[The Cathedral by Joris-Karl Huysmans]@TWC D-Link bookThe Cathedral CHAPTER XI 8/35
Otherwise Chartres, unlike her sister cathedrals, would have no scenes of that kind." "Then the rule in the thirteenth century was to place the Virgin in the northern portion ?" "Yes.
To the men of that time the north meant the gloom of winter, the dejection of darkness, the misery of cold; the ice-bound chant of the winds was to them the very blast of evil; to the north was the home of the devil, the hell of nature, as the south was its Eden." "But that is absurd!" cried Durtal, "the greatest blunder ever introduced into the symbolism of the elements.
The medieval sages were mistaken, for snow is pure and cold is chastity.

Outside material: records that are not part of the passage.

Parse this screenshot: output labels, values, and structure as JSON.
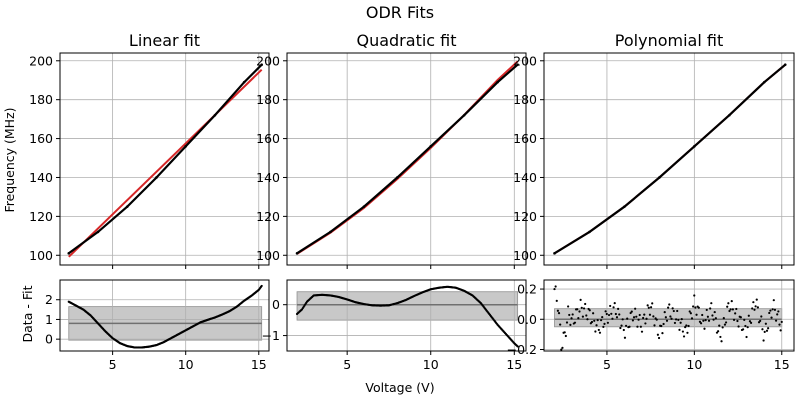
{
  "figure": {
    "title": "ODR Fits",
    "xlabel": "Voltage (V)",
    "ylabel_top": "Frequency (MHz)",
    "ylabel_bottom": "Data - Fit"
  },
  "colors": {
    "data": "#000000",
    "fit": "#d62728",
    "band": "#c8c8c8",
    "mean_line": "#707070"
  },
  "chart_data": [
    {
      "type": "scatter",
      "title": "Linear fit",
      "xlim": [
        1.4,
        15.7
      ],
      "ylim": [
        95,
        204
      ],
      "xticks": [
        5,
        10,
        15
      ],
      "yticks": [
        100,
        120,
        140,
        160,
        180,
        200
      ],
      "grid": true,
      "series": [
        {
          "kind": "data",
          "x": [
            2,
            4,
            6,
            8,
            10,
            12,
            14,
            15.2
          ],
          "y": [
            101,
            112,
            125,
            140,
            156,
            172,
            189,
            198
          ]
        },
        {
          "kind": "fit",
          "x": [
            2,
            15.2
          ],
          "y": [
            99.2,
            195.4
          ]
        }
      ]
    },
    {
      "type": "scatter",
      "title": "Quadratic fit",
      "xlim": [
        1.4,
        15.7
      ],
      "ylim": [
        95,
        204
      ],
      "xticks": [
        5,
        10,
        15
      ],
      "yticks": [
        100,
        120,
        140,
        160,
        180,
        200
      ],
      "grid": true,
      "series": [
        {
          "kind": "data",
          "x": [
            2,
            4,
            6,
            8,
            10,
            12,
            14,
            15.2
          ],
          "y": [
            101,
            112,
            125,
            140,
            156,
            172,
            189,
            198
          ]
        },
        {
          "kind": "fit",
          "x": [
            2,
            4,
            6,
            8,
            10,
            12,
            14,
            15.2
          ],
          "y": [
            100.7,
            111.6,
            124.3,
            139.2,
            155.2,
            172.1,
            190.1,
            199.7
          ]
        }
      ]
    },
    {
      "type": "scatter",
      "title": "Polynomial fit",
      "xlim": [
        1.4,
        15.7
      ],
      "ylim": [
        95,
        204
      ],
      "xticks": [
        5,
        10,
        15
      ],
      "yticks": [
        100,
        120,
        140,
        160,
        180,
        200
      ],
      "grid": true,
      "series": [
        {
          "kind": "data",
          "x": [
            2,
            4,
            6,
            8,
            10,
            12,
            14,
            15.2
          ],
          "y": [
            101,
            112,
            125,
            140,
            156,
            172,
            189,
            198
          ]
        },
        {
          "kind": "fit",
          "x": [
            2,
            4,
            6,
            8,
            10,
            12,
            14,
            15.2
          ],
          "y": [
            101,
            112,
            125,
            140,
            156,
            172,
            189,
            198
          ]
        }
      ]
    },
    {
      "type": "scatter",
      "title": "",
      "xlim": [
        1.4,
        15.7
      ],
      "ylim": [
        -0.6,
        3.0
      ],
      "xticks": [
        5,
        10,
        15
      ],
      "yticks": [
        0,
        1,
        2
      ],
      "grid": true,
      "residuals": {
        "x": [
          2,
          2.5,
          3,
          3.5,
          4,
          4.5,
          5,
          5.5,
          6,
          6.5,
          7,
          7.5,
          8,
          8.5,
          9,
          9.5,
          10,
          10.5,
          11,
          11.5,
          12,
          12.5,
          13,
          13.5,
          14,
          14.5,
          15,
          15.2
        ],
        "y": [
          1.9,
          1.7,
          1.5,
          1.2,
          0.8,
          0.4,
          0.05,
          -0.2,
          -0.35,
          -0.42,
          -0.42,
          -0.38,
          -0.3,
          -0.15,
          0.05,
          0.25,
          0.45,
          0.65,
          0.85,
          0.98,
          1.1,
          1.25,
          1.42,
          1.65,
          1.95,
          2.2,
          2.5,
          2.7
        ]
      },
      "mean": 0.8,
      "band": [
        -0.05,
        1.65
      ]
    },
    {
      "type": "scatter",
      "title": "",
      "xlim": [
        1.4,
        15.7
      ],
      "ylim": [
        -1.5,
        0.8
      ],
      "xticks": [
        5,
        10,
        15
      ],
      "yticks": [
        -1,
        0
      ],
      "grid": true,
      "residuals": {
        "x": [
          2,
          2.3,
          2.6,
          3,
          3.5,
          4,
          4.5,
          5,
          5.5,
          6,
          6.5,
          7,
          7.5,
          8,
          8.5,
          9,
          9.5,
          10,
          10.5,
          11,
          11.5,
          12,
          12.5,
          13,
          13.5,
          14,
          14.5,
          15,
          15.2
        ],
        "y": [
          -0.3,
          -0.15,
          0.1,
          0.3,
          0.32,
          0.3,
          0.25,
          0.17,
          0.08,
          0.02,
          -0.02,
          -0.03,
          -0.02,
          0.05,
          0.15,
          0.28,
          0.4,
          0.5,
          0.55,
          0.58,
          0.55,
          0.45,
          0.3,
          0.05,
          -0.3,
          -0.65,
          -0.95,
          -1.25,
          -1.35
        ]
      },
      "mean": 0.0,
      "band": [
        -0.5,
        0.42
      ]
    },
    {
      "type": "scatter",
      "title": "",
      "xlim": [
        1.4,
        15.7
      ],
      "ylim": [
        -0.21,
        0.26
      ],
      "xticks": [
        5,
        10,
        15
      ],
      "yticks": [
        -0.2,
        0.0,
        0.2
      ],
      "ytick_labels": [
        "−0.2",
        "0.0",
        "0.2"
      ],
      "grid": true,
      "residuals": {
        "x": [
          2,
          2.2,
          2.4,
          2.6,
          2.8,
          3,
          3.5,
          4,
          4.5,
          5,
          5.5,
          6,
          6.5,
          7,
          7.5,
          8,
          8.5,
          9,
          9.5,
          10,
          10.5,
          11,
          11.5,
          12,
          12.5,
          13,
          13.5,
          14,
          14.5,
          15
        ],
        "y": [
          0.2,
          0.1,
          -0.18,
          -0.1,
          0.05,
          -0.02,
          0.08,
          0.03,
          -0.06,
          0.02,
          0.07,
          -0.08,
          0.04,
          -0.04,
          0.09,
          -0.1,
          0.06,
          0.01,
          -0.09,
          0.11,
          -0.03,
          0.07,
          -0.12,
          0.1,
          0.0,
          -0.07,
          0.12,
          -0.11,
          0.09,
          -0.05
        ]
      },
      "mean": 0.0,
      "band": [
        -0.05,
        0.07
      ]
    }
  ]
}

It is the sun, on the contrary, that is the active agent in developing the germs of rottenness, the ferment of vice! "They forget that the third Psalm of Compline speaks of the hot hour of noon as the most harassing and dangerous of all; they must have overlooked the horrors of sweat and unwholesome heat, the risks of relaxed nerves, of loosened dresses, all the abominations of leaden clouds and hard blue skies! "There are diabolical effluvia in the storm, and in weather when the air stirs like the vapours from a furnace, rousing evil instincts and bringing about us the raging swarm of evil angels." "But remember the passages in which Isaiah and Jeremiah speak of Lucifer as dwelling in the blast of the north wind; and recollect that the great cathedrals did not originate in the south but in the middle and north of France; consequently, after having adopted this symbolism of seasons and weather, the pious architects dreamed of the horror of men buried in snow, and longing for a gleam of sunshine and a bright day.
Naturally they thought of the east as the region of the original Paradise, and of those lands as milder and less inclement than their own." "That does not hinder the fact that this theory was controverted by Our Lord Himself." "Where do you find that ?" asked the Abbe Plomb. "On Calvary; Jesus died" turning His back to the south, which had crucified Him, and extending His arms on the Cross to bless and embrace the north.